Long ago, 8 MB of memory was quite sufficient, but today’s minimum requirements start around 256 MB. Back in the day, memory was easy to choose, too. You’d simply walk up to the counter of your local computer store and basically request the amount of DRAM you wanted, and then run home and install it. But it ain’t like that no more, nohow.
All aspects of computer technology are generally changing for the better. New processors drive motherboard and computer accessory changes–not to mention everything else that changes around the processor market as well. That alone is a book in itself.
What is XMS?
XMS stands for eXtreme Memory Speed, and that’s the crux of the matter. XMS memory is very high performance memory that leaves room for overclocking, and takes on those high-end games that we’re all so familiar with. So, how is this accomplished?
XMS, or eXtreme Memory Speed, is the process that Corsair uses to take ICs rated at one speed and verify/guarantee their operation at another speed. Since specifications have not been generated to accurately specify operating parameters, Corsair gives these parts an XMS rating. For example, since PC2400 does not exist according to any valid standards institution, Corsair parts are called XMS2400.
Corsair doesn’t just ‘make’ memory and send it to consumers like most memory companies do.
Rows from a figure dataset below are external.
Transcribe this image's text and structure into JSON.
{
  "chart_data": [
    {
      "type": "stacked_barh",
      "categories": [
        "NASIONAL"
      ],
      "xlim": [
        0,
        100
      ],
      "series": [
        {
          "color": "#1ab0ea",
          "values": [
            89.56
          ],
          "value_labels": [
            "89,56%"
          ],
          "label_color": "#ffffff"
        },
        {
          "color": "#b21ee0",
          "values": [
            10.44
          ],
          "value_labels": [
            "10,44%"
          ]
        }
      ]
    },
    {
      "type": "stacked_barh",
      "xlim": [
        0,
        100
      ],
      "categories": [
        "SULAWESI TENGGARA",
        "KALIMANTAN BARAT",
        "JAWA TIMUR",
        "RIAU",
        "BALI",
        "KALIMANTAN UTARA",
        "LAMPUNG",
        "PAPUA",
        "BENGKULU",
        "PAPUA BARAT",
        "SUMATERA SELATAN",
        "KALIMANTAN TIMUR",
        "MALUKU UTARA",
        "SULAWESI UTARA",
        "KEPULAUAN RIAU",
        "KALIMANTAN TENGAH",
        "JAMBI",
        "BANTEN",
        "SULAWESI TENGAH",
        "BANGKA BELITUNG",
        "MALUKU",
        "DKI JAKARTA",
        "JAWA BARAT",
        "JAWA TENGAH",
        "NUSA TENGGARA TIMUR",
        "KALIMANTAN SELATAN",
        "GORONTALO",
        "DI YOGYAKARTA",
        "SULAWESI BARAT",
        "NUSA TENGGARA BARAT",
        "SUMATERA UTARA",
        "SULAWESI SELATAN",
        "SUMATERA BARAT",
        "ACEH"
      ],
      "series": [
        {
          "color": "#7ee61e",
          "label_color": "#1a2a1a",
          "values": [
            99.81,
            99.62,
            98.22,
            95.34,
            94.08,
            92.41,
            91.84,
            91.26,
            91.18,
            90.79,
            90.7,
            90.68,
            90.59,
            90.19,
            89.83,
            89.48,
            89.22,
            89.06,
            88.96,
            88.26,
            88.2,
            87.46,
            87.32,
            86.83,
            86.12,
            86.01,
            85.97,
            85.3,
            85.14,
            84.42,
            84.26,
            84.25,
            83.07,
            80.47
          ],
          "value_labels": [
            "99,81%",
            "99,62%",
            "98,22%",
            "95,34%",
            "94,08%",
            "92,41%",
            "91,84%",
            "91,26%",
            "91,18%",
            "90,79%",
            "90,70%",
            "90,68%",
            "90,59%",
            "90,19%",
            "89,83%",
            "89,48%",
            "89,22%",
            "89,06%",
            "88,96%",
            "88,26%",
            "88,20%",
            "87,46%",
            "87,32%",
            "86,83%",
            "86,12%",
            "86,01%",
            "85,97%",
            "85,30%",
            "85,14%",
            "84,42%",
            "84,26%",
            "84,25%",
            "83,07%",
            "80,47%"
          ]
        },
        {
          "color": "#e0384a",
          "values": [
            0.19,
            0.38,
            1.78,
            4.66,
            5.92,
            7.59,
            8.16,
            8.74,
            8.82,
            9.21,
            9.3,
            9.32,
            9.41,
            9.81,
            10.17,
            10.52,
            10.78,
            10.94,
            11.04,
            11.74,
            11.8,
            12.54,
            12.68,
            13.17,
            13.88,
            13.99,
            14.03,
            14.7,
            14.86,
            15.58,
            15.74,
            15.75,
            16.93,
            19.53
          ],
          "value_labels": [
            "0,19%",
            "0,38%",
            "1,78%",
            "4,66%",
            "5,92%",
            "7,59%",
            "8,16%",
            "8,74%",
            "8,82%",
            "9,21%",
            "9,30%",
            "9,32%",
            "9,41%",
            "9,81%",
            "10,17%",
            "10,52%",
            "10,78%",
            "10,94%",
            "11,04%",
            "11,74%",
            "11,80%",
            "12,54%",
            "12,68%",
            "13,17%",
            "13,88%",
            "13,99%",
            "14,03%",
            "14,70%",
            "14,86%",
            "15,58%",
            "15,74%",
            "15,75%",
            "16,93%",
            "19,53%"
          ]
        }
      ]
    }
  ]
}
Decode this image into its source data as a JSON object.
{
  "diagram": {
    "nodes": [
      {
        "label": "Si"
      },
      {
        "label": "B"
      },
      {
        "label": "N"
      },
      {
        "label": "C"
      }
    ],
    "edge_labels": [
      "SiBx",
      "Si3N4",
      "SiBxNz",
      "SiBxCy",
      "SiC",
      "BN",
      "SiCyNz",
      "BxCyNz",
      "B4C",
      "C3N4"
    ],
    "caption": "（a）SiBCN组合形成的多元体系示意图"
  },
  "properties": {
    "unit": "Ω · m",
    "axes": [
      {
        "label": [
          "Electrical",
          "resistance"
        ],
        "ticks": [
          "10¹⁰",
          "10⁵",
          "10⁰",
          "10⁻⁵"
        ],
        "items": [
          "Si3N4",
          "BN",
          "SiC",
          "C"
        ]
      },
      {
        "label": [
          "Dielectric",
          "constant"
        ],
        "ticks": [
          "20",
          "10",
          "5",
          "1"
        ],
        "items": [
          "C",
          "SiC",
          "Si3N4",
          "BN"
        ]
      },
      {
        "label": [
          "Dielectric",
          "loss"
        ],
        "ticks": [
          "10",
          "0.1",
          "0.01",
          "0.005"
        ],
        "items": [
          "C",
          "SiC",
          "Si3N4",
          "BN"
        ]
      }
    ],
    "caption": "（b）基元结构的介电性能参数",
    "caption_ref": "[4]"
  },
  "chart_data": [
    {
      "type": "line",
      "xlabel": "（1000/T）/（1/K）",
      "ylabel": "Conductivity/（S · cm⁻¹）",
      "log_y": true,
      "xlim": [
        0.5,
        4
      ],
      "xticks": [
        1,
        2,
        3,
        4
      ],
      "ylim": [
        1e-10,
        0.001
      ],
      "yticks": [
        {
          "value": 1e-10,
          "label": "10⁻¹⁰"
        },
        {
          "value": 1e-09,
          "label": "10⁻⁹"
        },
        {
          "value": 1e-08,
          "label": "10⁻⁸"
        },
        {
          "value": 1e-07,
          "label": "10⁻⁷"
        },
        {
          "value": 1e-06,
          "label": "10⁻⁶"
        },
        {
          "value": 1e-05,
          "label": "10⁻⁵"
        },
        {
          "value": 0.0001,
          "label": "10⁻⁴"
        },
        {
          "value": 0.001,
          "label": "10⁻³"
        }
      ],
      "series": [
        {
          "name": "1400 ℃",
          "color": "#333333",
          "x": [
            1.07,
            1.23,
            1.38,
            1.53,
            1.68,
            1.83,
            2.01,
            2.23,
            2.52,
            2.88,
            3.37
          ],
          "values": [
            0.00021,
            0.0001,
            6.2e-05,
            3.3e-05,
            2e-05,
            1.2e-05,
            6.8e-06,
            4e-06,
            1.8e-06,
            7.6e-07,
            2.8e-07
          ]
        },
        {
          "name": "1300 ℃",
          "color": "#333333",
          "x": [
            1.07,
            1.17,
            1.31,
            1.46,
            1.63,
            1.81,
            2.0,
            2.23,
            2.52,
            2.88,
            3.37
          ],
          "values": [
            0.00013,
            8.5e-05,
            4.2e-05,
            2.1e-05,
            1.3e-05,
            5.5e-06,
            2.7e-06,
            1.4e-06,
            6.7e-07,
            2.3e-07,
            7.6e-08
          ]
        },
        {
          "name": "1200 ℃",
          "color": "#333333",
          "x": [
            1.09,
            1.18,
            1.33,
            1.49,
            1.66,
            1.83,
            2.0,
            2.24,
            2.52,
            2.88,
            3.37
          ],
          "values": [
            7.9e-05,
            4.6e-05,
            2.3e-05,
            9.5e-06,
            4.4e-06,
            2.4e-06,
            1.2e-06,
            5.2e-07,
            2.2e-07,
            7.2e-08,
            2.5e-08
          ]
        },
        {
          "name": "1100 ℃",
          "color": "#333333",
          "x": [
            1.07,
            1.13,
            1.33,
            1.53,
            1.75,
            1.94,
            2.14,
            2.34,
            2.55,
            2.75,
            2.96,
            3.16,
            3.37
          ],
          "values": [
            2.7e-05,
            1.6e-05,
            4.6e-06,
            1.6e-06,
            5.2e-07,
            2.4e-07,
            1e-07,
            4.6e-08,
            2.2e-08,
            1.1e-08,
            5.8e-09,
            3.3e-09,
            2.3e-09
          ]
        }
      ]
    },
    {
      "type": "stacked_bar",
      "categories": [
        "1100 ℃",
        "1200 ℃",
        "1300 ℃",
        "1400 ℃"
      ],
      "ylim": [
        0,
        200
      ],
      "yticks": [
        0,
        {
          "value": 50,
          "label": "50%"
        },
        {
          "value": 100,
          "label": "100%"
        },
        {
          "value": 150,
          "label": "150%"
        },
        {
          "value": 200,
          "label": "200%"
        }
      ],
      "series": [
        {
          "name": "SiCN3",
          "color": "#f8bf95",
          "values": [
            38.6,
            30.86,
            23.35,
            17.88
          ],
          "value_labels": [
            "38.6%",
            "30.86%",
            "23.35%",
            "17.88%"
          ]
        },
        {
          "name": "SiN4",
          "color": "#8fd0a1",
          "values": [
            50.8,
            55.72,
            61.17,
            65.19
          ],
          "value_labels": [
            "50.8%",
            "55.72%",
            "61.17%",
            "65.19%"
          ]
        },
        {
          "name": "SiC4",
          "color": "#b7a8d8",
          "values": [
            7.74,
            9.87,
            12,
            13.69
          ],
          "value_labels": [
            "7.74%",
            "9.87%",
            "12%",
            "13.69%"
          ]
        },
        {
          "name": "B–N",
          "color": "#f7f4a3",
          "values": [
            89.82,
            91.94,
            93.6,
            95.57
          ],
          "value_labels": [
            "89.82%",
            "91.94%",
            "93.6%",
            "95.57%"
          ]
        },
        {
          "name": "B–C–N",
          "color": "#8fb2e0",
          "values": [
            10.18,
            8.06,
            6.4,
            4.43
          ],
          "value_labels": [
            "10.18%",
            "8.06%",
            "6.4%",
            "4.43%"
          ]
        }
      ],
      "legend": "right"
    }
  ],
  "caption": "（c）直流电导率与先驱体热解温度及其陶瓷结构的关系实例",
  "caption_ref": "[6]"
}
XMS memory modules are tested to perform at the speeds specified by the manufacturer. An example is PC3500 Corsair modules, like the two we are testing here. Motherboards don’t actually support DDR 433 MHz (PC3500) just yet, it’s around the corner, yes, but it’s an extra gain for when those boards do come out. Then again, if you’re running an AMD Barton system, you won’t actually get 433 MHz FSB speed, either—that’s another topic for a rainy day.